We are developing statistical methods to model observed mutational patterns
within proteins evolving in response to drug pressure. The system we are
currently working on is HIV-1 protease for which we have access to over 40,000
publicly available amino acid sequences, isolated from patients undergoing
chemotherapy. The mutational patterns in HIV protease are highly non-trivial
and involve primary mutations that confer drug resistance, compensatory
stabilizing effects, and viral evolvability.
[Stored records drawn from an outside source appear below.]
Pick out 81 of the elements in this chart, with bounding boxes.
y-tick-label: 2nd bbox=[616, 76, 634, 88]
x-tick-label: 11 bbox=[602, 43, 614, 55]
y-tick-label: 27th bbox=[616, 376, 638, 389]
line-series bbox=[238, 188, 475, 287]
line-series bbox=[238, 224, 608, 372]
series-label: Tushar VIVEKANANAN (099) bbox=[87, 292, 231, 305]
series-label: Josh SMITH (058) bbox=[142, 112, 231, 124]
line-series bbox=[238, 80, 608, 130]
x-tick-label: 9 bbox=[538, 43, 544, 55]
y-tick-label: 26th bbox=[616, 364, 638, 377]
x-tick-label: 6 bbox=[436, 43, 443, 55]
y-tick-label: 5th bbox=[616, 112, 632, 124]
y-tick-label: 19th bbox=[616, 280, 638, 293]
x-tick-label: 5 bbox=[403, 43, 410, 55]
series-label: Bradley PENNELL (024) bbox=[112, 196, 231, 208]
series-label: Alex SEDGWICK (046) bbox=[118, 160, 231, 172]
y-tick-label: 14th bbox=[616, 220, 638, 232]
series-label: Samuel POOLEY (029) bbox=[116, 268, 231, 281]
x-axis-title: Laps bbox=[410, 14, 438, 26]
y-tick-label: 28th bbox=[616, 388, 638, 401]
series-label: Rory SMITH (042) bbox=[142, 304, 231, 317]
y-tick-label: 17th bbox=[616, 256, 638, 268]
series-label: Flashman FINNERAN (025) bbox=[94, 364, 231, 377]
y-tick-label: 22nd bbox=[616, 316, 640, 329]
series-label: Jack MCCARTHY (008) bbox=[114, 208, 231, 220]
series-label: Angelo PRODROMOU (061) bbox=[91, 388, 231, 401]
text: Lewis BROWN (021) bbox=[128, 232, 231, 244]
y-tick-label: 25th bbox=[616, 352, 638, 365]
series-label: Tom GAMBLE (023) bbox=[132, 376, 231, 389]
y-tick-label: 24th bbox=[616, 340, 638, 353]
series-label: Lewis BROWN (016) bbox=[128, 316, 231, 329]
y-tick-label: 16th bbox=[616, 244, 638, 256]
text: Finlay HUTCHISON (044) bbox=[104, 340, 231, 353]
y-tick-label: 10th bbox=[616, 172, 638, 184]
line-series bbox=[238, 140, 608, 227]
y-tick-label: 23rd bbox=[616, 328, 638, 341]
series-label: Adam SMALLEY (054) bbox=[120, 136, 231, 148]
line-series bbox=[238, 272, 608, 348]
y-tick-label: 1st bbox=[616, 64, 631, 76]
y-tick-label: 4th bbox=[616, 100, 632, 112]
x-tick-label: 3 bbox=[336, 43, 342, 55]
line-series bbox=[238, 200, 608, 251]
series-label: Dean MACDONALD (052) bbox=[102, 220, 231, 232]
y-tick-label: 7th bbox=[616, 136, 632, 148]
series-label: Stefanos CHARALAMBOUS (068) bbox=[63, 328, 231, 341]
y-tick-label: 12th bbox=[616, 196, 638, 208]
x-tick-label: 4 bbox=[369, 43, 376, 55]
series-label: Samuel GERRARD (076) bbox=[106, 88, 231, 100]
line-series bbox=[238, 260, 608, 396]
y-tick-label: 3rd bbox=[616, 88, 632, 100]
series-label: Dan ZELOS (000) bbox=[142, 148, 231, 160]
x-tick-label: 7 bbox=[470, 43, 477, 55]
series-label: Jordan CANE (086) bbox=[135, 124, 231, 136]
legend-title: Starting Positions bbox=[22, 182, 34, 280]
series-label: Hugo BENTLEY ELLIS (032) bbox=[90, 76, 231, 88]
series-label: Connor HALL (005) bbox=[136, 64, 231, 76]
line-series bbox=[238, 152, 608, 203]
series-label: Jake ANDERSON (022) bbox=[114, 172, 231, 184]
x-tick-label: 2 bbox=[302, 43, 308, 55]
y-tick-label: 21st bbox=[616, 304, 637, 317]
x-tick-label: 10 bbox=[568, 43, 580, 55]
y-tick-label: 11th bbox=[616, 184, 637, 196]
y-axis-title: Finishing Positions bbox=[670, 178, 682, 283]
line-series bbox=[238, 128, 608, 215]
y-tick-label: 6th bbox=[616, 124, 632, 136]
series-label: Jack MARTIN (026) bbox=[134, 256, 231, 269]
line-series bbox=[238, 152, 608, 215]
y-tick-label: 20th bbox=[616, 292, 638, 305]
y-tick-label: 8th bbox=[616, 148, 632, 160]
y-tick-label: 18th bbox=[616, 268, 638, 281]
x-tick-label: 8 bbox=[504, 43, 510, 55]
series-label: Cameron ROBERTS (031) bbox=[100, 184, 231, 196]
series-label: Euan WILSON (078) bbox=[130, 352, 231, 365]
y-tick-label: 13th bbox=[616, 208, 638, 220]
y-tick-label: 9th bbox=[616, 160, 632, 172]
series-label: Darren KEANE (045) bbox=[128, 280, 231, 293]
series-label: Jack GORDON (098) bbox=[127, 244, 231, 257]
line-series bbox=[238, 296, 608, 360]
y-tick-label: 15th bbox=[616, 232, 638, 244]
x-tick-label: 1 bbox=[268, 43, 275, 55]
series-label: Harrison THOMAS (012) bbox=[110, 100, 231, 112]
Our aim is to rationalize the
mutational patterns using coarse grained biophysical models and to thereby
relate them to the structure and energetics of the enzyme.
Computational mutagenesis methods, ranging from statistical, empirical, and
physical approaches, have been useful for understanding and predicting protein
stabilities. Most existing methods are limited because they are unable to
reproduce correctly the magnitude of the free energy change (ddG), the
difference in free energy of unfolding between wild-type and mutant proteins (>
1.0 kcal/mol deviation from experimental ddG values). In order to overcome this
problem, we are developing a computational approach that uses sampling combined
with a linear interaction energy (LIE) method to predict the changes in the
free energy of the native state induced by mutations. Initial tests of the
method have shown an unsigned error between calculated and experimental values
of <1 kcal/mol. Further development of the LIE functional form in combination
with sampling techniques is an active, promising project which will allow for
more accurate prediction of mutational effects on protein stability which are
important to the understanding of drug-resistant mutations that are formed in
many protein targets including HIV-1 protease.